As for the fillet I suspect the trick to running a nice fillet of solder in the joint is to get enough heat in quickly to run the soldering iron smoothly along the length of the joint. Given the thickness of the metal presumably getting the heat in is the problem. Not tried it myself but perhaps preheating the frame with a blow lamp before soldering might help the solder to flow a bit better.
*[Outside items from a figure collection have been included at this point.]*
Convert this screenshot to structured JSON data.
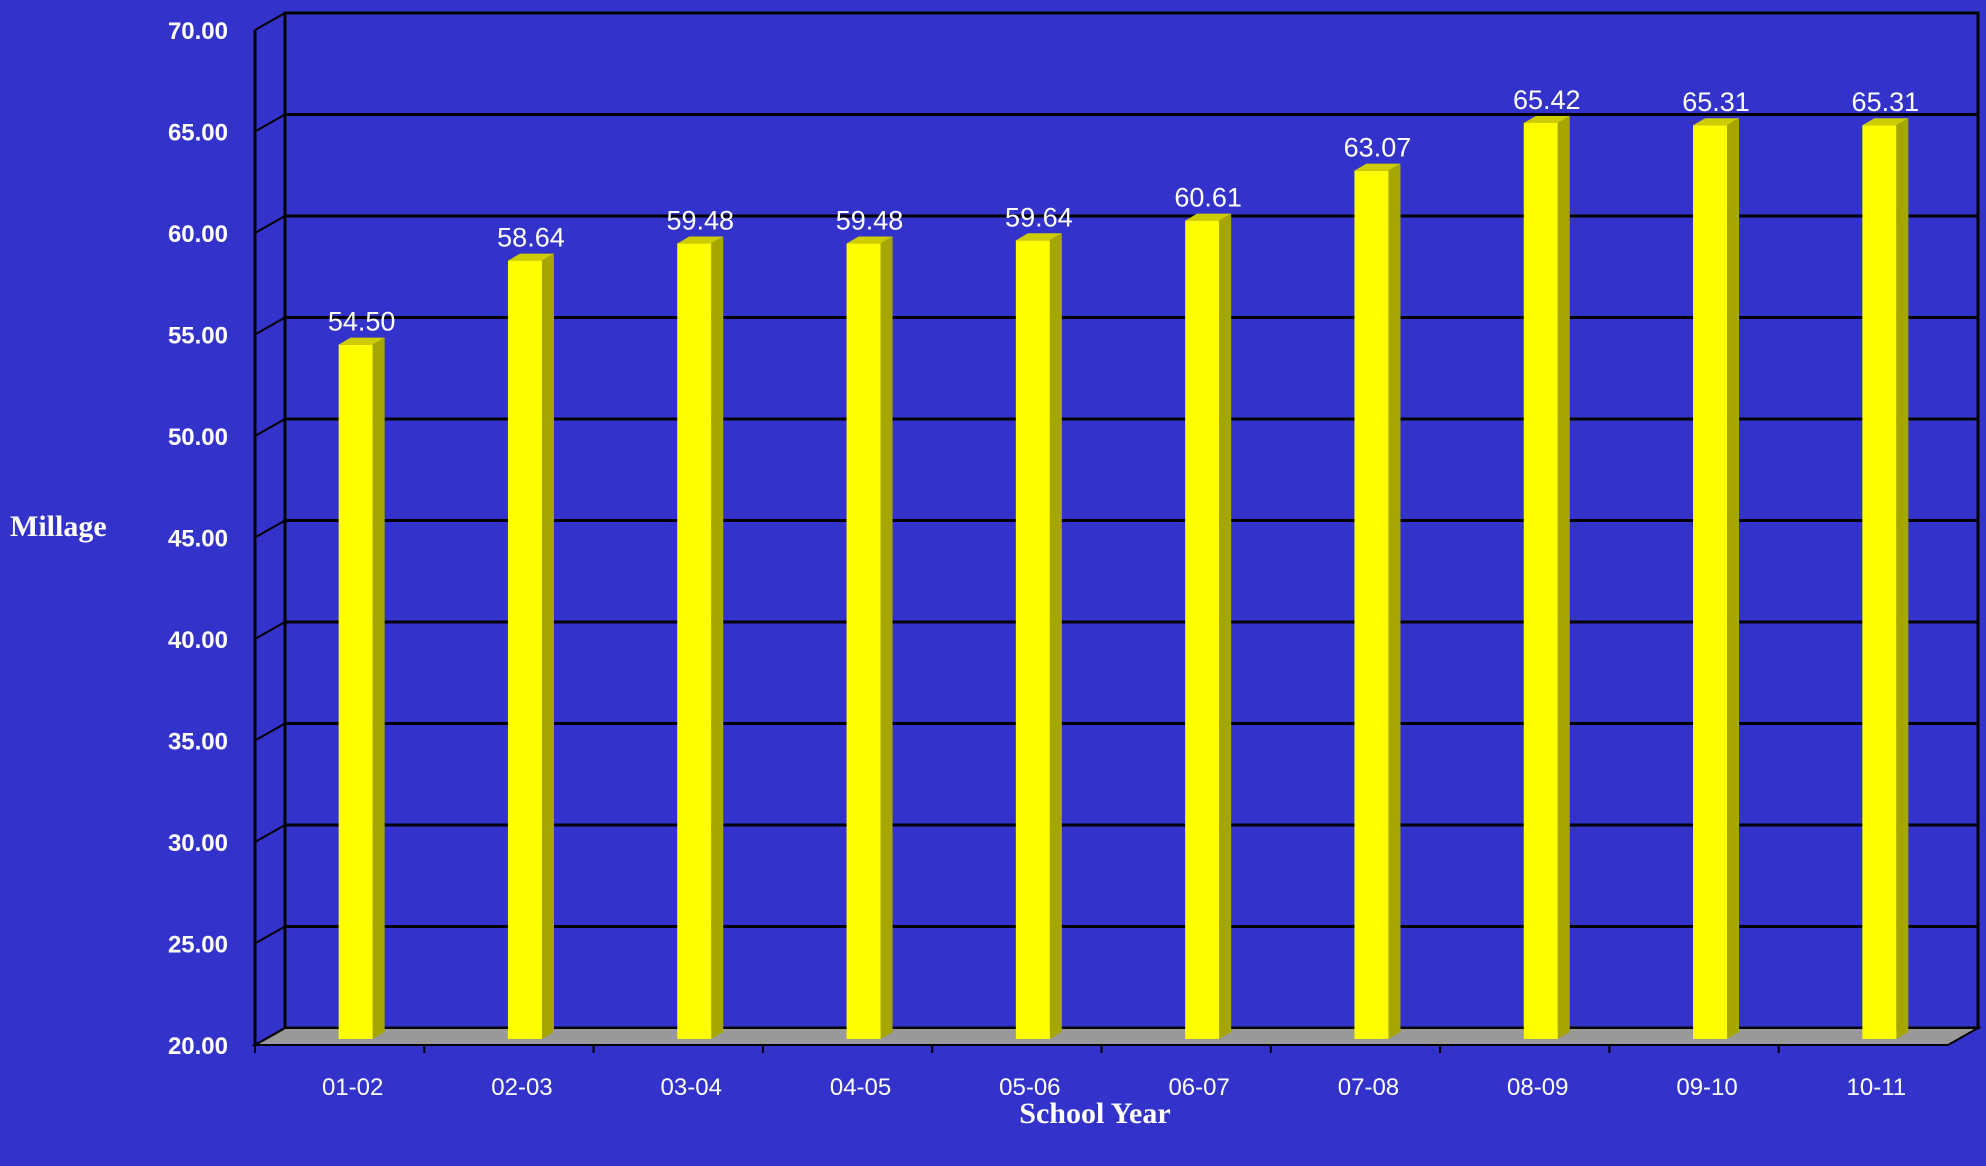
{
  "chart_data": {
    "type": "bar",
    "title": "",
    "xlabel": "School Year",
    "ylabel": "Millage",
    "categories": [
      "01-02",
      "02-03",
      "03-04",
      "04-05",
      "05-06",
      "06-07",
      "07-08",
      "08-09",
      "09-10",
      "10-11"
    ],
    "values": [
      54.5,
      58.64,
      59.48,
      59.48,
      59.64,
      60.61,
      63.07,
      65.42,
      65.31,
      65.31
    ],
    "value_labels": [
      "54.50",
      "58.64",
      "59.48",
      "59.48",
      "59.64",
      "60.61",
      "63.07",
      "65.42",
      "65.31",
      "65.31"
    ],
    "ylim": [
      20,
      70
    ],
    "yticks": [
      "20.00",
      "25.00",
      "30.00",
      "35.00",
      "40.00",
      "45.00",
      "50.00",
      "55.00",
      "60.00",
      "65.00",
      "70.00"
    ],
    "grid": true,
    "legend": "none",
    "style": "3d-column"
  },
  "colors": {
    "background": "#3333cc",
    "bar_front": "#ffff00",
    "bar_side": "#a6a600",
    "bar_top": "#cccc00",
    "floor": "#999999",
    "gridline": "#000000",
    "text": "#ffffff"
  }
}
Alternatively do your best making a solder fillet and then grind an old needle file into a scraper and radius one corner to make the fillet when cleaning up.
 

Steve Cook

Flying Squad
That is very nice Andy, I like that :)
I'm with Adrian on the fillet front, I would have thought a 80W+ iron and 145degC solder would have got the job done - the challenge will be holding everything in alignment so you can feed in the extra solder and flux as you wipe the iron down each joint.
Steve
 

jamiepage

Western Thunderer
Very much looking forward to one or two of these, Andy. Excellent stuff. Were the wheels 2ft 8.5in diameter, or 3ft 2in on these wagons? If the smaller, do suitable G3 wheels exist?
Jamie
 

AndyB

Western Thunderer
Thanks all for your comments and suggestions.
I've used my home-built resistance soldering unit for construction so far, and using solder paste containing 2% Ag. Getting sufficient heat into the job has not been a problem, and the way the paste flows into small gaps is excellent but no good for large fillets. Steve - I think the 145 solder may be the key. I have read various bits of information about the properties of different solders, but they haven't stuck sufficiently in my head yet!
For alignment, I've made a simple jig (3 blocks of steel, 2 small G-clamps and a bit of wooden coffee stirrer) which has worked well.
Jamie - wheels were 2ft 8.5in diameter. Slaters do a 2' 9" disc version (produced for the GRS W&U coach) of which I have a sample. I've had discussions with David White about a new 8-spoke centre using this same rim.
This is really a test piece to see what could be achieved (pushing the boundaries a bit further?).
I don't plan on producing a full kit for this model (not commercially viable) but will do sets of etches on request. Lets talk more at the AGM in Feb (assuming you'll be there).